It’s been nearly a year since Staples High School’s “We the People” team won the Northeast US championship, and finished 5th nationally, in the annual Center for Civic Education competition.
The event was virtual — not in Washington, DC, as in years past. But the joy and feeling of success was real.
This year’s team is ready to top that.
State competition — the first step on the road to the finals — begins Tuesday.
As usual, the “Citizen and the Constitution” contest is divided into 6 sections. Each group of students — all members of Suzanne Kammerman’s Advanced Placement Politics & Government class — tackles a different one.
This is not exactly “name the president and your 2 US senators.”
Here for example are 3 questions from Unit 4, asking how the values and principles embodied in the Constitution have shaped American institutions:
Should states be willing “‘to purchase’ what [James] Wilson called ‘federal liberty’ with ‘the necessary concession of their political sovereignty’”? Why or why not?
“On a single day in 1964, the [Supreme] Court in effect declared that almost all state governments were constitutionally defective! … Thus, a bloodless revolution occurred without a shot fired.” Do you agree or disagree with Akhil Reed Amar’s statement regarding the Supreme Court’s opinion in Reynolds v. Sims? Why or why not?
“The doctrine of the separation of powers was adopted by the Convention of 1787 not to promote efficiency, but to preclude the exercise of arbitrary power.” How well has the Constitution’s design accomplished what Justice Brandeis described? Explain your position.
Click here — if you dare — for the other 5, and the equally probing subsets of questions.
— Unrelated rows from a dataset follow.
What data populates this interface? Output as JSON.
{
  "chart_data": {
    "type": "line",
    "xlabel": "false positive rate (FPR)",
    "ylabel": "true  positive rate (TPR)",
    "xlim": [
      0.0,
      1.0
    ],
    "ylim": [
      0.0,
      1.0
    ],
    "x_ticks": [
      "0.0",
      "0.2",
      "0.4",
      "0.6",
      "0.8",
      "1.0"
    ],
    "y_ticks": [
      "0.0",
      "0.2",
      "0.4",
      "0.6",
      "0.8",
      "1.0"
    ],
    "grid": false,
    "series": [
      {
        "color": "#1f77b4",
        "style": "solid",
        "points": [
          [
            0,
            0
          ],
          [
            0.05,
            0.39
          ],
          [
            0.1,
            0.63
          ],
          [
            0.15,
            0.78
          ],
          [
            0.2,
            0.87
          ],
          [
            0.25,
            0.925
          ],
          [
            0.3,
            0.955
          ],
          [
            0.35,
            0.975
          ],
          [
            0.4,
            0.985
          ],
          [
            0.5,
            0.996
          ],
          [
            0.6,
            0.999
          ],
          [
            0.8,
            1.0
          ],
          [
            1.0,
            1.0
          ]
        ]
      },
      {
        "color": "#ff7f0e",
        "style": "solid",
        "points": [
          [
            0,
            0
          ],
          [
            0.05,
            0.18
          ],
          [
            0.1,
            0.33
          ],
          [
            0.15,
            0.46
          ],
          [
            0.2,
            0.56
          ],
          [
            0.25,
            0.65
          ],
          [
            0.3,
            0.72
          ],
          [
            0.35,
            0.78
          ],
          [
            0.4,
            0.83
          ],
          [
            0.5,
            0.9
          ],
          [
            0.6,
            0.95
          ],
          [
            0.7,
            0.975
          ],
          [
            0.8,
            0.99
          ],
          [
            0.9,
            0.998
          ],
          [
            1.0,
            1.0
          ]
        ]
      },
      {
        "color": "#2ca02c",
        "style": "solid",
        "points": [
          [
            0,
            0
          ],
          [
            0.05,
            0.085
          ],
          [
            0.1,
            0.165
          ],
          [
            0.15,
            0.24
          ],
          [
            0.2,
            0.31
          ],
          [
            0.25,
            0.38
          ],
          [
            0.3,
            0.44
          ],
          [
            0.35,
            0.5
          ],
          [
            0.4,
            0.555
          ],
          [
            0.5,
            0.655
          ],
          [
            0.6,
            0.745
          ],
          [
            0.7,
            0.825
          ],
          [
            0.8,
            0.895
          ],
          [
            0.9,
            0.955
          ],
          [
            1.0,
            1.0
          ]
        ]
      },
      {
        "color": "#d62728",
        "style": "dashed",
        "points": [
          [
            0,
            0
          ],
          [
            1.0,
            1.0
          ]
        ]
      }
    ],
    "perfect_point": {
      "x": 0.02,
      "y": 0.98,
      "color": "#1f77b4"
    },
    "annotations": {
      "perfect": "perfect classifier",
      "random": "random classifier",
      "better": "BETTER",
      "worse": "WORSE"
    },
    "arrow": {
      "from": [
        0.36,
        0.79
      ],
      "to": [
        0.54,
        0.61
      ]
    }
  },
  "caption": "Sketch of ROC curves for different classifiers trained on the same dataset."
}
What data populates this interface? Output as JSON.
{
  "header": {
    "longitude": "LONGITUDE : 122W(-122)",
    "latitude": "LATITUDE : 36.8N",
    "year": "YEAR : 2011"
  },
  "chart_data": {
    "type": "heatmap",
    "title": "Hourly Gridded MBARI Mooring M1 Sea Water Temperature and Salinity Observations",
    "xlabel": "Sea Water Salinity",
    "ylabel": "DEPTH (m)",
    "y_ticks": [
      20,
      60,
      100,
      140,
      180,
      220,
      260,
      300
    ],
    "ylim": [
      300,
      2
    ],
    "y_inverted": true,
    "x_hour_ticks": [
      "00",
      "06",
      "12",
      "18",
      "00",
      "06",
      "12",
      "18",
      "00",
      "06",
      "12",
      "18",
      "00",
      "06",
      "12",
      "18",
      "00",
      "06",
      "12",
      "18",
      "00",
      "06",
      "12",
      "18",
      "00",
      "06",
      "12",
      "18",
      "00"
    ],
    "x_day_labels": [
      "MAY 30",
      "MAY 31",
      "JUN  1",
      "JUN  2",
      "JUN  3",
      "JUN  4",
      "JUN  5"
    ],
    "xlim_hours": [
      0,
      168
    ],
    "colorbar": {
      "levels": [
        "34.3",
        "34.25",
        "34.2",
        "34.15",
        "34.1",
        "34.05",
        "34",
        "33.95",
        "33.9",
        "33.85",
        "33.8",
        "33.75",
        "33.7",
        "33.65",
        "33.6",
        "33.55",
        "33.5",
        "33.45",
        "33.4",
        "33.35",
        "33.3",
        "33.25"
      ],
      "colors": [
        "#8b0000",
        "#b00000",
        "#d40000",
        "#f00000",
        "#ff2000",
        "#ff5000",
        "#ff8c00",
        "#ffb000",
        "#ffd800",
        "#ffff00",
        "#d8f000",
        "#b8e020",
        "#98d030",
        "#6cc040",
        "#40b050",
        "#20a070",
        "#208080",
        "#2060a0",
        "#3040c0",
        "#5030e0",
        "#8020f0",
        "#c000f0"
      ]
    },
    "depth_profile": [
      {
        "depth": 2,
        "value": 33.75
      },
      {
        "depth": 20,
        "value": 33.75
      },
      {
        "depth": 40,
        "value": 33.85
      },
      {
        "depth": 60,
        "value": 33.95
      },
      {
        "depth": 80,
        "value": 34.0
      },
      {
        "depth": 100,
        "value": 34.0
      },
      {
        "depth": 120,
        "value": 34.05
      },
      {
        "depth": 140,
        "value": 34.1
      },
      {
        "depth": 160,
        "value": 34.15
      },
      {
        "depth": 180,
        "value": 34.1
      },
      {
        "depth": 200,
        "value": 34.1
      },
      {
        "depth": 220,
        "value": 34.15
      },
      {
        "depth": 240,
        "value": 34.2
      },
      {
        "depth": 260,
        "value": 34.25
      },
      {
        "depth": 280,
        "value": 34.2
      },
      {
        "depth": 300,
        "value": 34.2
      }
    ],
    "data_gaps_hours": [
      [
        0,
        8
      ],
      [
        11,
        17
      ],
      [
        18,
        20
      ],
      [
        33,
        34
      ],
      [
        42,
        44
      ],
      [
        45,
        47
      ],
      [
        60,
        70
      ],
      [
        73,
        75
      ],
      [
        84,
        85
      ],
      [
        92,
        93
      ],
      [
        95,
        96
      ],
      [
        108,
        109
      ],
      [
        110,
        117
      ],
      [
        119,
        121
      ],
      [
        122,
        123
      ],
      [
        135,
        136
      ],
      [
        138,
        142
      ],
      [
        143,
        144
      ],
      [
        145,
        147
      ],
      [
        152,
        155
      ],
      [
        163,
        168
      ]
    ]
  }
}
To prepare, teacher/coach Suzanne Kammerman enlisted the help of some heavy hitters. Attorneys Andy Laskin and Jamie Dockray, former student Sam Laskin and CEO Manoj Wadhwani are honing the competitors’ presentation and oral delivery skills.
For one of the units — addressing a major freedom of speech case involving students and the internet, just accepted by the Supreme Court — Andy Laskin contacted an attorney involved. In a compelling session, he told the Staples teenagers how he is preparing to argue before the high court.
He’s ready for Justices Roberts, Sotomayor and the rest.
Now, 2 dozen Staples students are just as ready for their own “supreme” competition.